Mandelas book hits Iranian bookshelves
20 February 2012
Conversations with Myself by Nelson Mandela has been rendered into Persian by Ali Akbar Abdolrashidi. Etelaat publication center has released the book in the Iranian market.
IBNA: In this gripping narrative, Mandela talks of what brought him to this point in his life and why he feels so much committed to his historic-national mission.
The title of the Persian rendition of the book is Mandelas Words and Thoughts so far as the original title does not convey the truth about the book to Persian readers, maintains the translator.
The book is Mandelas biography in a novel format. Journals kept on the run during the anti-apartheid struggle of the early 1960s; diaries and draft letters written in Robben Island and other South African prisons during his twenty-seven years of incarceration; notebooks from the postapartheid transition; private recorded conversations; speeches and correspondence written during his presidency—a historic collection of documents archived at the Nelson Mandela Foundation is brought together into a sweeping narrative of great immediacy and stunning power.

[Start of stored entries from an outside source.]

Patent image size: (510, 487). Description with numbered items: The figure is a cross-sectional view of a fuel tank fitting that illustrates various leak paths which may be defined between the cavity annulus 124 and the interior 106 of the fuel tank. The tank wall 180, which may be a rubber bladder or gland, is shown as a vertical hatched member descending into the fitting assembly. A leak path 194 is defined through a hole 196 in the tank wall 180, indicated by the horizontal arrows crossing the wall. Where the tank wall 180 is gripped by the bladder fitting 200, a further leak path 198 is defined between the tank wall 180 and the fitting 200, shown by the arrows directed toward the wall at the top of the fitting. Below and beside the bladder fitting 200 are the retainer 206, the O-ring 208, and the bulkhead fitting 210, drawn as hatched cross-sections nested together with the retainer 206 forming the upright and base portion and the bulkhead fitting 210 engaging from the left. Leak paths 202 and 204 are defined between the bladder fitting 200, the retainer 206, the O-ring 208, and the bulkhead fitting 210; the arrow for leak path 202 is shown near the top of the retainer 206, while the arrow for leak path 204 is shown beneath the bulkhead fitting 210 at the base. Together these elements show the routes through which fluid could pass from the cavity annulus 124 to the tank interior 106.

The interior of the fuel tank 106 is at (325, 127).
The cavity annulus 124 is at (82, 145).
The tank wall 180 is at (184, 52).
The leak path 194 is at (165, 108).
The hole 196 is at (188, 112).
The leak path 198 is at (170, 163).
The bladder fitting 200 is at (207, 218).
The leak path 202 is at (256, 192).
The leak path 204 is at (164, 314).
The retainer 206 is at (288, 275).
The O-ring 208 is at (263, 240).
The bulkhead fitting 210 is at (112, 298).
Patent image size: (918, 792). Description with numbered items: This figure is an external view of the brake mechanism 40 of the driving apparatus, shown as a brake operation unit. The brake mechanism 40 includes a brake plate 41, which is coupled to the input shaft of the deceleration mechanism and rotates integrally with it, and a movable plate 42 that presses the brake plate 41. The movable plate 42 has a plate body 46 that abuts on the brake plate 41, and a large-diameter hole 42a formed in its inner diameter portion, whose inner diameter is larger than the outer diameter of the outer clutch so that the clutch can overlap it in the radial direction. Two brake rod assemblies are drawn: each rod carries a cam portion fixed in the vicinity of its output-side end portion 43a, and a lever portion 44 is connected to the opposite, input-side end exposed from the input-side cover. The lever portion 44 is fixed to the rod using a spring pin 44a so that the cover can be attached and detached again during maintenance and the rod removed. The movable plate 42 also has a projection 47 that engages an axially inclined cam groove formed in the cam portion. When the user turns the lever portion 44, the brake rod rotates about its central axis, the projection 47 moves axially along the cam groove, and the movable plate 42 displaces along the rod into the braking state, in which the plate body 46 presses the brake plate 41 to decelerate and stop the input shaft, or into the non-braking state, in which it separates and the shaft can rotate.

In Conversations with Myself, Mandela has created his own literature named after him. His 1994-released Long Walk to Freedom is one of his bestselling books. Since his release in 1990 from 27 years of incarceration, he has attended thousands of TV interviews, speeches, sermons and press conferences.
In Conversations with Myself, readers are welcome to Mandelas untold stories about his personal life in a riveting style never seen before in his works. The book is arranged in four parts: Pastoral, Drama, Epic, and Tragicomedy.